FastaIterator.py - Iteration over fasta files

This module provides a simple iterator of Fasta formatted files. The difference to the biopython iterator is that the iterators in this module skip over comment lines starting with “#”.

Note

Another way to access the information in fasta formatted files is through pysam.

Reference

class FastaIterator.FastaRecord(title, sequence, fold=False)

Bases: object

a fasta record.

title

the title of the sequence

Type

string

sequence

the sequence

Type

string

fold

the number of bases per line when writing out

Type

int

class FastaIterator.FastaIterator(f, *args, **kwargs)

Bases: object

a iterator of fasta formatted files.

Yields

FastaRecord

FastaIterator.iterate(infile, comment='#', fold=False)

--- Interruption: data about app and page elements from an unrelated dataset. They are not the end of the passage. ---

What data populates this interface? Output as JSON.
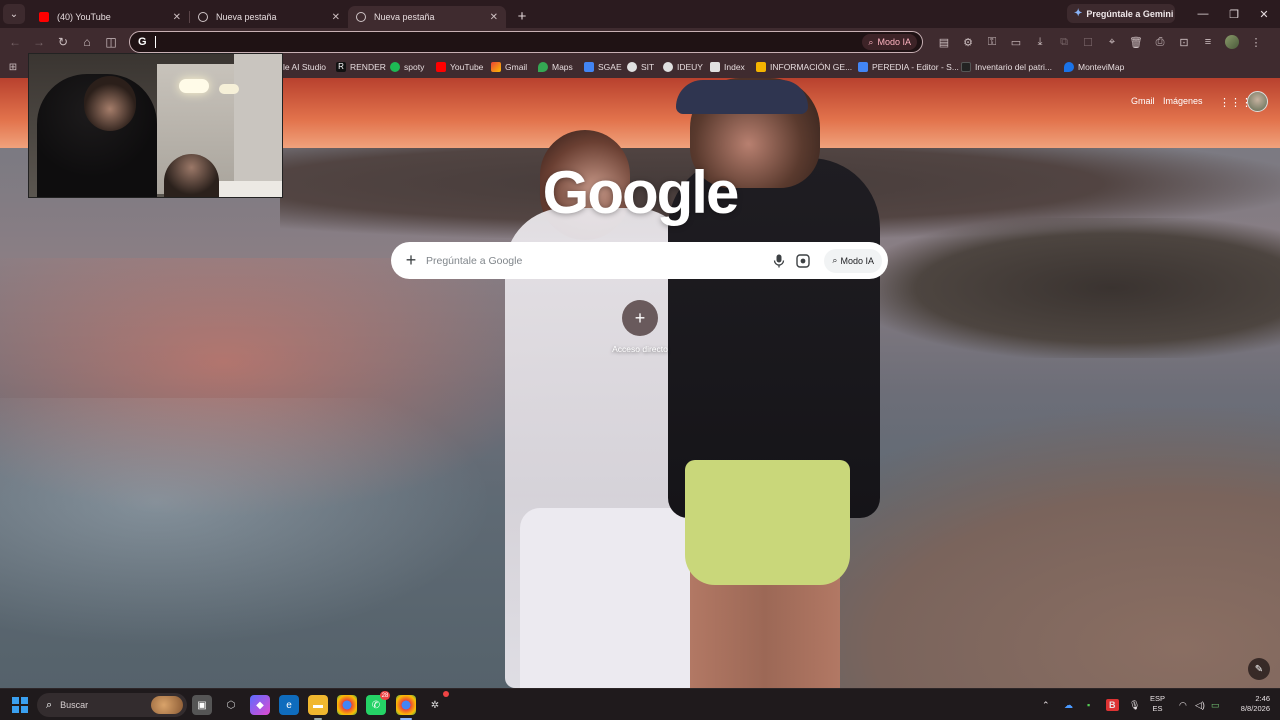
{
  "browser": {
    "tabs": [
      {
        "label": "(40) YouTube",
        "icon": "youtube-icon",
        "active": false
      },
      {
        "label": "Nueva pestaña",
        "icon": "chrome-icon",
        "active": false
      },
      {
        "label": "Nueva pestaña",
        "icon": "chrome-icon",
        "active": true
      }
    ],
    "gemini_button": "Pregúntale a Gemini",
    "omnibox": {
      "value": "",
      "modo_label": "Modo IA"
    },
    "bookmarks": [
      {
        "label": "le AI Studio",
        "icon": "ai-studio-icon",
        "color": "#8ab4f8"
      },
      {
        "label": "RENDER",
        "icon": "render-icon",
        "color": "#ffffff"
      },
      {
        "label": "spoty",
        "icon": "spotify-icon",
        "color": "#1db954"
      },
      {
        "label": "YouTube",
        "icon": "youtube-icon",
        "color": "#ff0000"
      },
      {
        "label": "Gmail",
        "icon": "gmail-icon",
        "color": "#ea4335"
      },
      {
        "label": "Maps",
        "icon": "maps-icon",
        "color": "#34a853"
      },
      {
        "label": "SGAE",
        "icon": "sgae-icon",
        "color": "#4285f4"
      },
      {
        "label": "SIT",
        "icon": "sit-icon",
        "color": "#e0e0e0"
      },
      {
        "label": "IDEUY",
        "icon": "ideuy-icon",
        "color": "#e0e0e0"
      },
      {
        "label": "Index",
        "icon": "document-icon",
        "color": "#e0e0e0"
      },
      {
        "label": "INFORMACIÓN GE...",
        "icon": "info-icon",
        "color": "#f4b400"
      },
      {
        "label": "PEREDIA - Editor - S...",
        "icon": "editor-icon",
        "color": "#4285f4"
      },
      {
        "label": "Inventario del patri...",
        "icon": "inventory-icon",
        "color": "#222222"
      },
      {
        "label": "MonteviMap",
        "icon": "montevimap-icon",
        "color": "#1a73e8"
      }
    ]
  },
  "ntp": {
    "gmail_link": "Gmail",
    "images_link": "Imágenes",
    "logo": "Google",
    "search_placeholder": "Pregúntale a Google",
    "modo_ia": "Modo IA",
    "shortcut_label": "Acceso directo"
  },
  "taskbar": {
    "search_label": "Buscar",
    "whatsapp_badge": "28",
    "language": "ESP",
    "language_sub": "ES",
    "time": "2:46",
    "date": "8/8/2026"
  },
  "colors": {
    "tabstrip": "#2b1b1f",
    "toolbar": "#3f2b2f",
    "accent": "#ffb4c1",
    "taskbar": "#1f1a1c"
  }
}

iterate over fasta data in infile

Lines before the first fasta record are ignored (starting with >) as well as lines starting with the comment character.

Parameters
  • infile (File) – the input file

  • comment (char) – comment character

  • fold (int) – the number of bases before line split when writing out

Yields

FastaRecord

FastaIterator.iterate_together(*args)

iterate synchronously over one or more fasta files.

The iteration finishes once any of the files is exhausted.

:param fasta-formatted files to be iterated upon:

Yields

tuple – a tuple of FastaRecord corresponding to the current record in each file.

FastaIterator.count(filename)

count number of sequences in fasta file.

This method uses the grep utility to count lines starting with >.

Parameters

filename (string) – The filename

Raises

OSError – If the file does not exist

Returns

The number of sequences in the file.

Return type

int